06.12.2016  |  Ja is' scho' wieder Weihnachten? Nein, noch nicht - aber in gut zwei Wochen! Schon eine Idee, was man einem/r passionierten Radsportler/in so schenkt? Warme Radsocken? Eine lange Hose? Nicht schlecht... Wir hätten da noch ein paar Vorschläge mehr:

»Steuerkopfschilder sammeln, Gesamtwertungen aller Zeiten berechnen, zu allen Weltmeisterschaften fahren, nach jeder Fahrt zwei Stunden putzen«  - in einem seiner Essays zählt Tim Krabb é eine Reihe von Möglichkeiten auf, die Passion für Rennräder und Radrennen auszuleben. Der Text endet so: »Schreiben über Radsport ist eine Art, ihn zu besitzen.«

Tim Krabbé und den Radrennsport verbindet
eine Jahrzehnte währende, überaus leidenschaftliche Beziehung: Der Amsterdamer Schriftsteller gilt – längst weit über seine niederländische Heimat hinaus – als der Radsport-Autor. Im Jahr 1978 hat er mit » De Renner« (dt. » Das Rennen« ) eine stark autobiografisch geprägte Novelle über ein Eintagesrennen durch die Cevennen veröffentlicht, die vielen Fans und Kritikern als Klassiker unter den Sport-Romanen gilt.

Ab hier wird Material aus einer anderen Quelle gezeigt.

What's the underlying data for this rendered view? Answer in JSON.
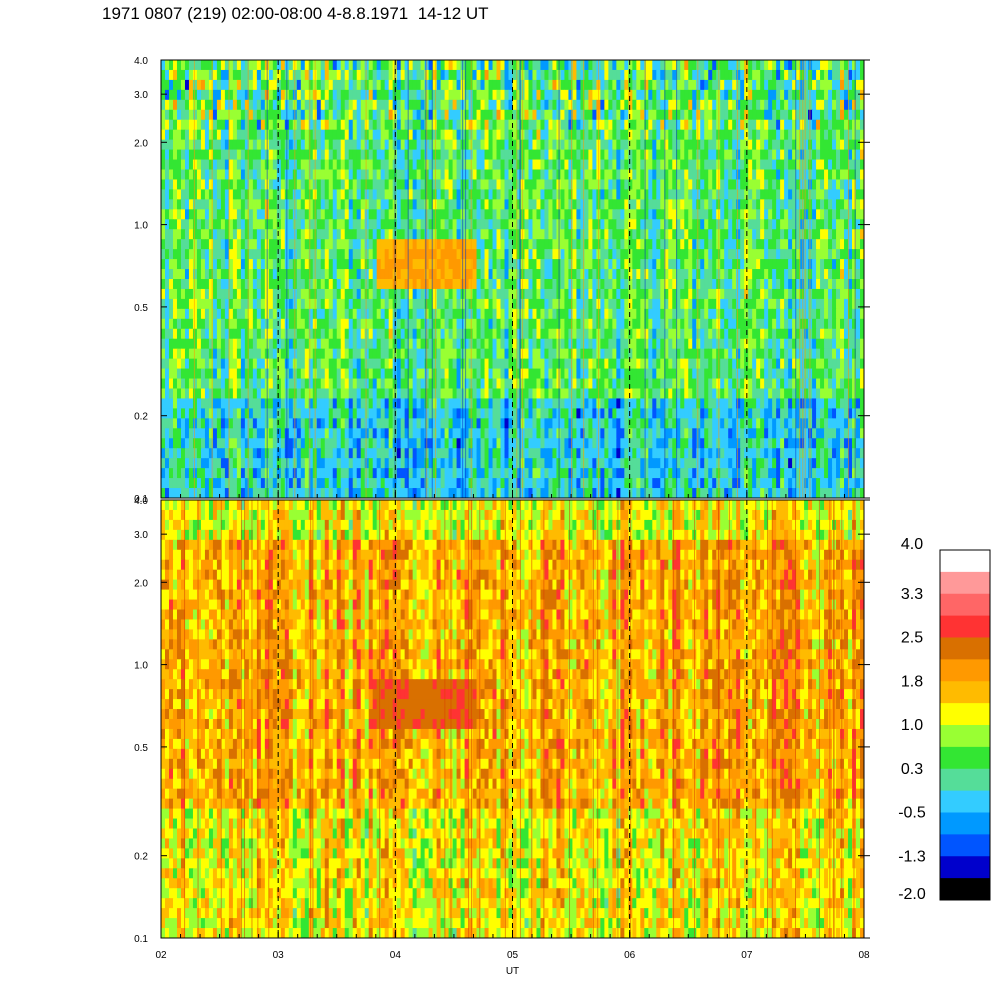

Nun legt Tim Krabbé mit » Die vierzehnte Etappe« im Covadonga Verlag einen Band vor, der eine Auswahl der schönsten kurzen Texte versammelt, die er in den vergangenen knapp 35 Jahren über den Radsport geschrieben hat. Der Tour de France und Paris–Roubaix, Coppi, Merckx und Armstrong widmet sich Tim Krabbé ebenso in seinen Geschichten und Kolumnen, mit denen er die Mysterien und die Magie des Radsports ergründet, wie seinem eigenen Rennfahrerleben, das aus mehr als tausend Starts bei Amateur-Rennen besteht.

Ob es um die Angst vor dem Hungerast
und vor Massenstürzen geht, um die Sekundenbruchteile, in denen sich Sprints entscheiden, um das Ringen mit dem Mont Ventoux und die eigene Bestzeit von einst, oder um einen Nachruf auf einen früheren Trainingskollegen, den Weltmeister Gerrie Knetemann: Stets verblüfft Krabbé mit einem ganz eigenen, unverwechselbaren Blick auf den Radsport, der von einer intimen Kenntnis des Metiers kündet.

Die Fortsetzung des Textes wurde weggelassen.